We realize that addiction can strike anyone from anywhere. No one is immune, and, when it strikes, helping those people means that there should be no judgment or shame. It’s tough enough dealing with addiction without people piling on negativity. We also want people with substance use disorder to know that we’re a safe space. We’ll thrive together with a spirit of community.
We’re dedicated to all fields of medicine where there is evidence of efficacy in the stabilization and treatment of substance use disorder. You won’t hear about any “miracle cures” or other quackery when you’re with us. We’ll help you, but people with substance use disorder must realize that they are the ones who must do the hardest work to succeed.
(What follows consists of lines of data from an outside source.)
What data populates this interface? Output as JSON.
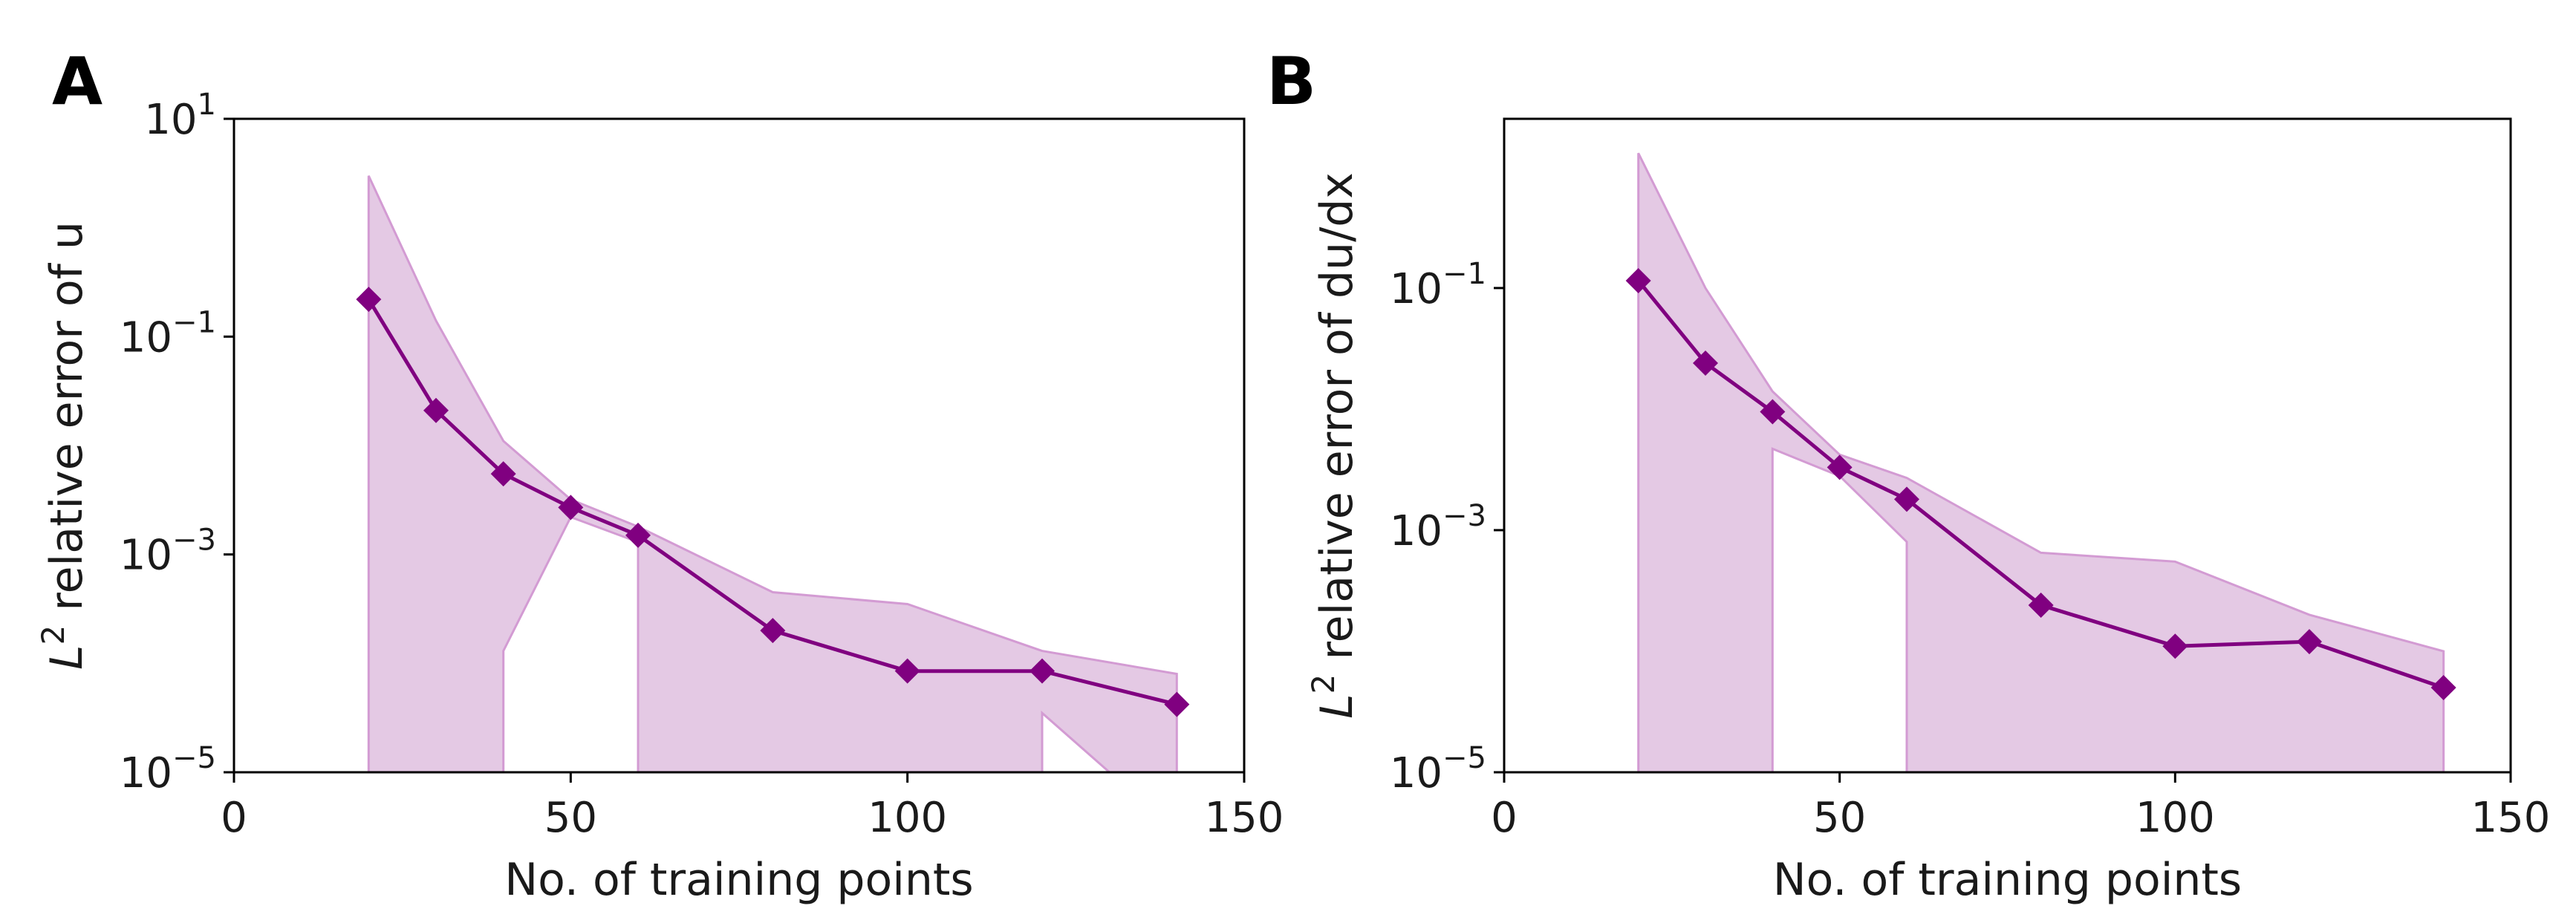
{
  "colors": {
    "line": "#800080",
    "band_fill": "#e4c9e4",
    "band_edge": "#d39bd3"
  },
  "chart_data": [
    {
      "panel_label": "A",
      "type": "line",
      "yscale": "log",
      "xlabel": "No. of training points",
      "ylabel_base": "L",
      "ylabel_sup": "2",
      "ylabel_rest": " relative error of u",
      "xlim": [
        0,
        150
      ],
      "ylim": [
        1e-05,
        10
      ],
      "xticks": [
        0,
        50,
        100,
        150
      ],
      "yticks": [
        {
          "value": 10,
          "base": "10",
          "exp": "1"
        },
        {
          "value": 0.1,
          "base": "10",
          "exp": "−1"
        },
        {
          "value": 0.001,
          "base": "10",
          "exp": "−3"
        },
        {
          "value": 1e-05,
          "base": "10",
          "exp": "−5"
        }
      ],
      "x": [
        20,
        30,
        40,
        50,
        60,
        80,
        100,
        120,
        140
      ],
      "y": [
        0.22,
        0.021,
        0.0055,
        0.0027,
        0.0015,
        0.0002,
        8.5e-05,
        8.5e-05,
        4.2e-05
      ],
      "band_upper": [
        3.0,
        0.14,
        0.011,
        0.0032,
        0.0018,
        0.00045,
        0.00035,
        0.00013,
        8e-05
      ],
      "band_lower": [
        [
          20,
          1e-05
        ],
        [
          40,
          1e-05
        ],
        [
          40,
          0.00013
        ],
        [
          50,
          0.0022
        ],
        [
          60,
          0.0013
        ],
        [
          60,
          1e-05
        ],
        [
          120,
          1e-05
        ],
        [
          120,
          3.5e-05
        ],
        [
          130,
          1e-05
        ],
        [
          140,
          1e-05
        ]
      ]
    },
    {
      "panel_label": "B",
      "type": "line",
      "yscale": "log",
      "xlabel": "No. of training points",
      "ylabel_base": "L",
      "ylabel_sup": "2",
      "ylabel_rest": " relative error of du/dx",
      "xlim": [
        0,
        150
      ],
      "ylim": [
        1e-05,
        2.5
      ],
      "xticks": [
        0,
        50,
        100,
        150
      ],
      "yticks": [
        {
          "value": 0.1,
          "base": "10",
          "exp": "−1"
        },
        {
          "value": 0.001,
          "base": "10",
          "exp": "−3"
        },
        {
          "value": 1e-05,
          "base": "10",
          "exp": "−5"
        }
      ],
      "x": [
        20,
        30,
        40,
        50,
        60,
        80,
        100,
        120,
        140
      ],
      "y": [
        0.115,
        0.024,
        0.0095,
        0.0033,
        0.0018,
        0.00024,
        0.00011,
        0.00012,
        5e-05
      ],
      "band_upper": [
        1.3,
        0.1,
        0.014,
        0.0042,
        0.0027,
        0.00065,
        0.00055,
        0.0002,
        0.0001
      ],
      "band_lower": [
        [
          20,
          1e-05
        ],
        [
          40,
          1e-05
        ],
        [
          40,
          0.0047
        ],
        [
          50,
          0.0028
        ],
        [
          60,
          0.0008
        ],
        [
          60,
          1e-05
        ],
        [
          120,
          1e-05
        ],
        [
          140,
          1e-05
        ]
      ]
    }
  ]
}
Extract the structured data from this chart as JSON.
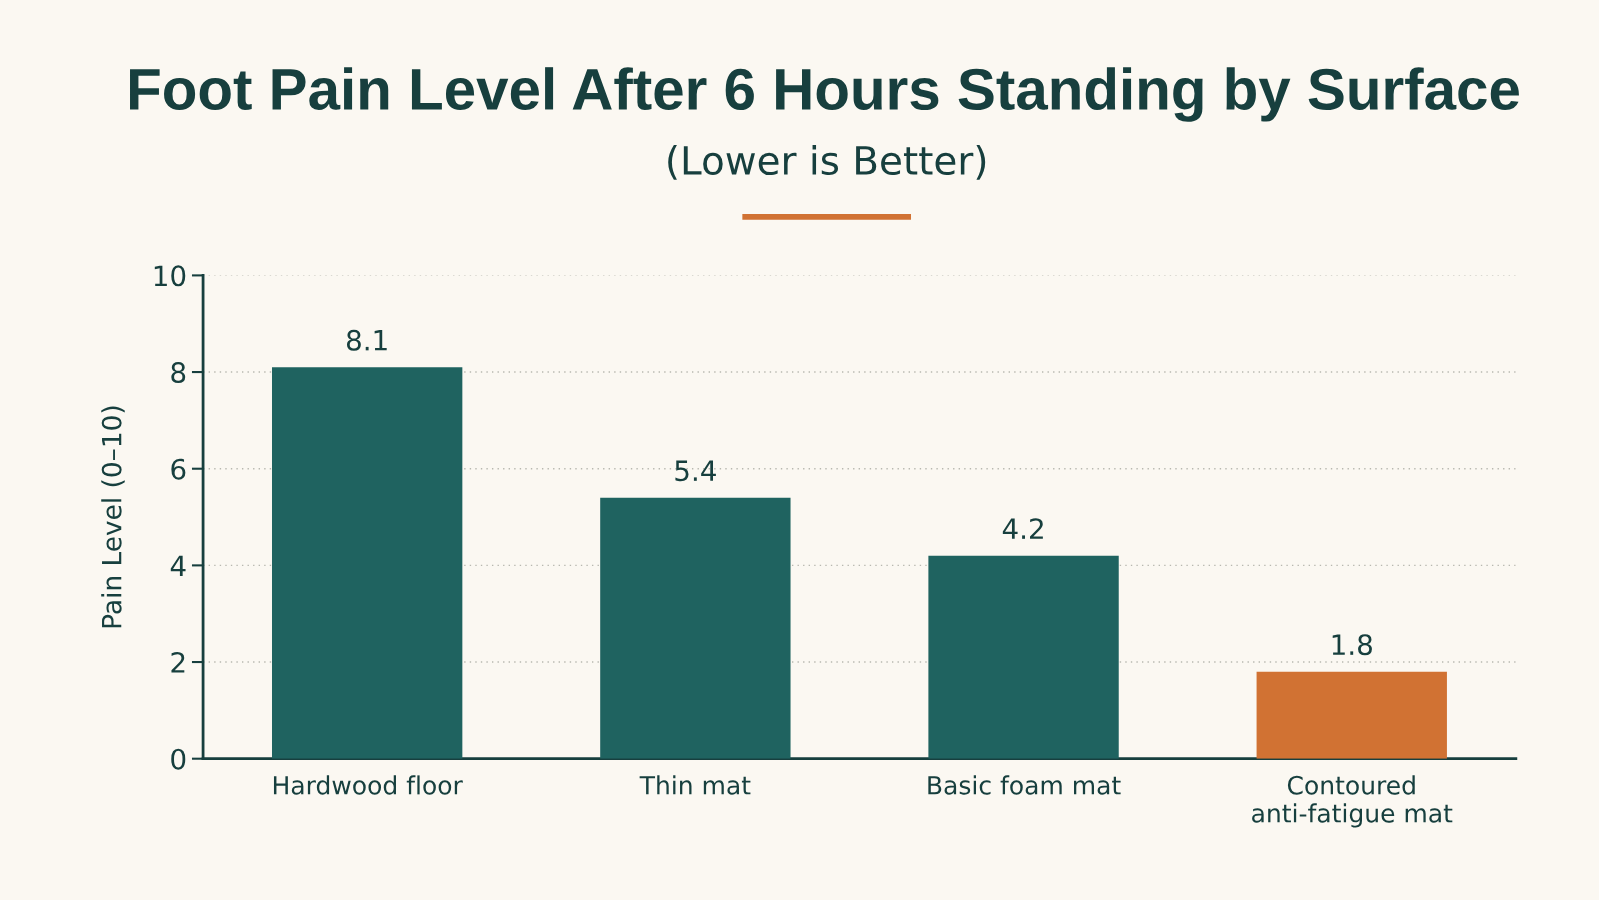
{
  "chart_data": {
    "type": "bar",
    "title": "Foot Pain Level After 6 Hours Standing by Surface",
    "subtitle": "(Lower is Better)",
    "ylabel": "Pain Level (0–10)",
    "categories": [
      "Hardwood floor",
      "Thin mat",
      "Basic foam mat",
      "Contoured\nanti-fatigue mat"
    ],
    "values": [
      8.1,
      5.4,
      4.2,
      1.8
    ],
    "colors": [
      "#1f6360",
      "#1f6360",
      "#1f6360",
      "#d17233"
    ],
    "ylim": [
      0,
      10
    ],
    "yticks": [
      0,
      2,
      4,
      6,
      8,
      10
    ],
    "grid": "y",
    "data_labels": true
  }
}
To help, we provide evidence-based treatment options, on both a short-term and long-term basis, and we give you tools to use once you leave us and return to your normal life.
Addiction recovery is definitely a team sport, and that team includes not only you, the client, but also your family and friends, along with researchers, doctors, therapists, and clinicians. We all have to work together to give you the best chance of success in recovery. You’ll be empowered to be the agent of your own change. We look forward to helping you.